INTERPORTO DI BOLOGNA, FERCAM INAUGURA IL NUOVO CENTRO LOGISTICO DA 16,5 MILIONI DI EURO

INTERPORTO DI BOLOGNA, FERCAM INAUGURA IL NUOVO CENTRO LOGISTICO DA 16,5 MILIONI DI EURO
Verrà inaugurato oggi all'Interporto di Bologna un nuovo centro logistico. L'investimento, pari a 16,5 milioni di euro, è stato effettuato da Fercam, società altoatesina specializzata in logistica e trasporti. La nuova struttura dovrà sostituire l'attuale impianto bolognese della società, ormai inadeguato rispetto alla domanda crescente di servizi. Inoltre "Fercam - aveva detto all'avvio dei lavori di costruzione Marcello Corazzola, responsabile logistica della società - investe nel costante e graduale ampliamento della propria rete logistica per garantire la vicinanza ai propri clienti e ai mercati di sbocco".

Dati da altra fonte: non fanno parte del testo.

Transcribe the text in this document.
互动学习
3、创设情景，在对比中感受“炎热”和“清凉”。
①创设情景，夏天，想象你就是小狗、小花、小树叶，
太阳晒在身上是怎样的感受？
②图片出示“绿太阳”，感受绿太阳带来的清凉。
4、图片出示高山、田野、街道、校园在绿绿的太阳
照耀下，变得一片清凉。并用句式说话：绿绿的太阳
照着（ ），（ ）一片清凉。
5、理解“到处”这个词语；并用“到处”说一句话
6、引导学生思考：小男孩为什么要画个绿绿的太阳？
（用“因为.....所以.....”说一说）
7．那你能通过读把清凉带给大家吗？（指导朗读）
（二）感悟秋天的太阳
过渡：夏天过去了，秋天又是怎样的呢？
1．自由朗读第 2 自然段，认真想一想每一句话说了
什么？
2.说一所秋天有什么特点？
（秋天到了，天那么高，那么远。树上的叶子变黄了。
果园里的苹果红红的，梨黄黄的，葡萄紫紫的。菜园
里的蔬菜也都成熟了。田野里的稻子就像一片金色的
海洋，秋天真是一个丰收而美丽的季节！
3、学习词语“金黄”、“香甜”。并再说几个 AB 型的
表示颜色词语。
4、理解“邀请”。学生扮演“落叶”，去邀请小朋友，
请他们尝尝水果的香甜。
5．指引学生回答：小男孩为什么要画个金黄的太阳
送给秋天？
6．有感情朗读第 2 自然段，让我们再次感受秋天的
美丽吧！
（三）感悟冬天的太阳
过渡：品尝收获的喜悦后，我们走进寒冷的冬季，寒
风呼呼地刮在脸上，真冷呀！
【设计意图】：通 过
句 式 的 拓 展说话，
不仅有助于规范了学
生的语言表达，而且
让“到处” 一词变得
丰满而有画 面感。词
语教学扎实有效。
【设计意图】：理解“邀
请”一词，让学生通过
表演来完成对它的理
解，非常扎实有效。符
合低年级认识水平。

Il nuovo centro all'interno dell'interporto avrà una superficie totale di 50.000 mq con area coperta di 38.000 mq. All'interno, in magazzini alti 14 metri potranno trovare posto circa 60.000 pallet. Cento porte di accesso per le merci permetteranno il carico e lo scarico simultaneo dei camion. Agli uffici per l'attività amministrativa e di gestione sono invece dedicati 1.500 mq.
Per l'Interporto di Bologna è un momento di crescita nonostante le difficoltà dell'economia italiana. A dicembre c'era stata l'inaugurazione dell'area di Geodis, adesso è la volta di Fercam e fra una settimana sarà Grandi Salumifici Italiani a inaugurare nuove celle refrigerate. Nel 2012 il bilancio dell'interporto è stato in crescita, con 9,2 milioni di tonnellate transitate, di cui 7,5 milioni su camion e 1,7 su ferrovia. All'inizio del 2013 è stato anche presentato il nuovo Piano industriale 2013-2016. Restano da assegnare 1,5 milioni di metri quadrati, ma la società di gestione è sempre più impegnata a offrire nuovi servizi.
"Siamo - afferma Alessandro Ricci, presidente di Interporto Bologna - nel pieno di una fase dinamica, pur in un quadro difficile. E non si tratta di piccoli interventi, visto che riguardano aree mediamente di 30.000 metri quadrati, da Geodis a Fercam a Grandi Salumifici, impegnativi per investimento e dimensione".
Per Geodis si tratta della prima struttura propria a Bologna, anche se già operava all'interno dell'interporto a favore di altri clienti. Fercam invece c'era già, ma si consolida e fa dell'Interporto uno dei propri hub principali. Inoltre ha annunciato la possibilità di un ulteriore ampliamento. "Il fatto che investa nell'hub - afferma Ricci - risponde al nostro obiettivo di incoraggiare l'arrivo a Bologna di operatori con sedi rilevanti e non soltanto con una filiale". E' questo uno degli obiettivi del nuovo Piano industriale, assieme alla diversificazione testimoniata anche dall'arrivo di Grandi Salumifici: "Accanto ai logistici puri, vogliamo avere anche industrie manifatturiere o agroalimentari che facciano dell'interporto la propria base logistica. L'agroalimentare è un settore che può avere uno sviluppo interessante. Inoltre nel prossimo triennio punteremo sul commercio elettronico e sulle attività logistiche legate all'e-commerce, su un maggior coinvolgimento delle attività produttive che gravitano attorno all'interporto e sull'internazionalizzazione, posizionandoci con un occhio all'Europa settentrionale e orientale. Vogliamo creare un collegamento ferroviario con Mosca e stringere accordi di collaborazione con altre piattaforme logistiche".